The problem is we have a for-profit driven industry that’s lobbying to increase their profit margins. That’s all that this will do. This is not going to solve the affordability crisis within Ontario and especially within this Region. All this will do is once again allow for an unelected unaccountable body to reverse decisions that our local municipalities want to see how our communities grow. 

When you look at what they are proposing 15 different Acts are going to be changed. And I’ll speak to some of them specifically, Endangered Species Act, Environmental Protection Act, Heritage Act. How do those changes within those Acts provide more affordable housing? They don’t.
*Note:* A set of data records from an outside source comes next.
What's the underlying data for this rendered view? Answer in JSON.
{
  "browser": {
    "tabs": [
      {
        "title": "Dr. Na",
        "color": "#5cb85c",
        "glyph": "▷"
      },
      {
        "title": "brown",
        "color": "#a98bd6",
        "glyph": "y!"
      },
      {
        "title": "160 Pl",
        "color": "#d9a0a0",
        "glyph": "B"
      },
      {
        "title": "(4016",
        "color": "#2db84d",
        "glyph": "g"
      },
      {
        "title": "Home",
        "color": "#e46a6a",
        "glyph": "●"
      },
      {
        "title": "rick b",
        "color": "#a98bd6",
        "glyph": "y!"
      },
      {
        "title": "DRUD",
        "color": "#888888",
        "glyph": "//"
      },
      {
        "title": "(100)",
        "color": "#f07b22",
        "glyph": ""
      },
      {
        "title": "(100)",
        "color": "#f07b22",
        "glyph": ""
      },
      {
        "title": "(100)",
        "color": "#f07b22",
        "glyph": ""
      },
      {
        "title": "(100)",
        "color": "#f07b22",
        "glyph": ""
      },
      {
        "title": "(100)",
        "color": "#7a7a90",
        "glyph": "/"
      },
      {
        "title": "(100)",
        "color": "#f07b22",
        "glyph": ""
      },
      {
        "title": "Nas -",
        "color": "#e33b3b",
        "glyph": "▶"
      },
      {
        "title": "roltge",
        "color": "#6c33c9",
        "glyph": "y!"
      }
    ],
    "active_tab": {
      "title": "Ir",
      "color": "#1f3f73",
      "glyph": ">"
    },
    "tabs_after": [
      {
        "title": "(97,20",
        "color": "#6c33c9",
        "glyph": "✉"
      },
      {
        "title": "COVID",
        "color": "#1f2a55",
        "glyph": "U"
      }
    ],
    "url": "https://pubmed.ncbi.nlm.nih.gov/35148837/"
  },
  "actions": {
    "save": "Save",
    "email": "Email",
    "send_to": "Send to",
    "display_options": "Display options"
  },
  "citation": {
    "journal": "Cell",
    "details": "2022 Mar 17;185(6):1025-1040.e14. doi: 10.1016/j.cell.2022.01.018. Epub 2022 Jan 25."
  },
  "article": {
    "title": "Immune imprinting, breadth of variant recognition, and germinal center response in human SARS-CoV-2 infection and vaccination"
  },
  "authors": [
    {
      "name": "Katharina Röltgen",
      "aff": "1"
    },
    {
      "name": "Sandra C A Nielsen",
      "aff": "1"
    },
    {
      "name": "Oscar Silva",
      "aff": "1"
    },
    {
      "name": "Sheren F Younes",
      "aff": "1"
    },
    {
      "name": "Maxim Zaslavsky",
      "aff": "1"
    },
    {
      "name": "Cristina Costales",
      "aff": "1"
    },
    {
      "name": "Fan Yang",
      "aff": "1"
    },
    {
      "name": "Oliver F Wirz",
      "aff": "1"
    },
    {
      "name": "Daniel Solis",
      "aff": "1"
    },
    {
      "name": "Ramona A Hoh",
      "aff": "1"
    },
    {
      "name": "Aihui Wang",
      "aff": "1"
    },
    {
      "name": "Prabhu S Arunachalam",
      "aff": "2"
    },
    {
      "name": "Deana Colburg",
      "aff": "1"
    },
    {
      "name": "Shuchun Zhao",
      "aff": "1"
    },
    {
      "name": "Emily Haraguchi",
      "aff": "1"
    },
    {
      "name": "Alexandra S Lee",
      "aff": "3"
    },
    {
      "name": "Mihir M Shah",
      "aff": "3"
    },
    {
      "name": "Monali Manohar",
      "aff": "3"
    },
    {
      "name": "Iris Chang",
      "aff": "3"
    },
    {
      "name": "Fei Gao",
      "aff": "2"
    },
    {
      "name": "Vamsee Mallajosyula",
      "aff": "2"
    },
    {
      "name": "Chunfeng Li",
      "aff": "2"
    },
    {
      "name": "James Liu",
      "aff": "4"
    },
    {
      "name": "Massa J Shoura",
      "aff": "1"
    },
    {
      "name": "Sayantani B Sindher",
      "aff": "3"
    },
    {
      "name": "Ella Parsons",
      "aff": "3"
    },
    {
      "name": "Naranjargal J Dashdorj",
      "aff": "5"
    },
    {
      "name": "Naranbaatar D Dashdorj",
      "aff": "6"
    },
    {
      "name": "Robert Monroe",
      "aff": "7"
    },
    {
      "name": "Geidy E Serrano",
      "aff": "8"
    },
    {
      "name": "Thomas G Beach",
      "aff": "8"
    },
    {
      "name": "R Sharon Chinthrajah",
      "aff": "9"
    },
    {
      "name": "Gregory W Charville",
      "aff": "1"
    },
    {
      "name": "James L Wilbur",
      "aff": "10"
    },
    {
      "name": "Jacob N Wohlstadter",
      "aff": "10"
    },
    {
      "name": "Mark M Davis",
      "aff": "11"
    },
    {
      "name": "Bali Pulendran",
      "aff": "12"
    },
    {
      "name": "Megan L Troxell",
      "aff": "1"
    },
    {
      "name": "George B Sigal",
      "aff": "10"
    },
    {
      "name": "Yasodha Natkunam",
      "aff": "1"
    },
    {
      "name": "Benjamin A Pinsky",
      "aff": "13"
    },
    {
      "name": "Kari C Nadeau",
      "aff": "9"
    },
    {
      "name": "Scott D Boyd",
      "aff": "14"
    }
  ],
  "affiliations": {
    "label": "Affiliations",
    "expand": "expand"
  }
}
There is nothing in this Bill that I see that will provide affordable housing – (which is) what we have been trying to achieve in this Region and within our local communities.

So I think we need to send a strong message to the Province: this Bill is wrong. We cannot go back to a system that was flawed, that everyone agreed was flawed… When they were discussing Bill 139 the Honourable Minister Ernie Hardman specifically said: 

“We need to ensure that we have a system that works and that respects municipal decision making.” 

So I respectfully ask the Minister: What’s changed? And why is this Bill (being brought) forward?”


0 #1 stewart 2019-05-18 15:21
The municipalities are going to need to get the lead out. Highly doubtful that Ford will pause so they can catch up. Standard response on the part of the municipalities but will be in vain.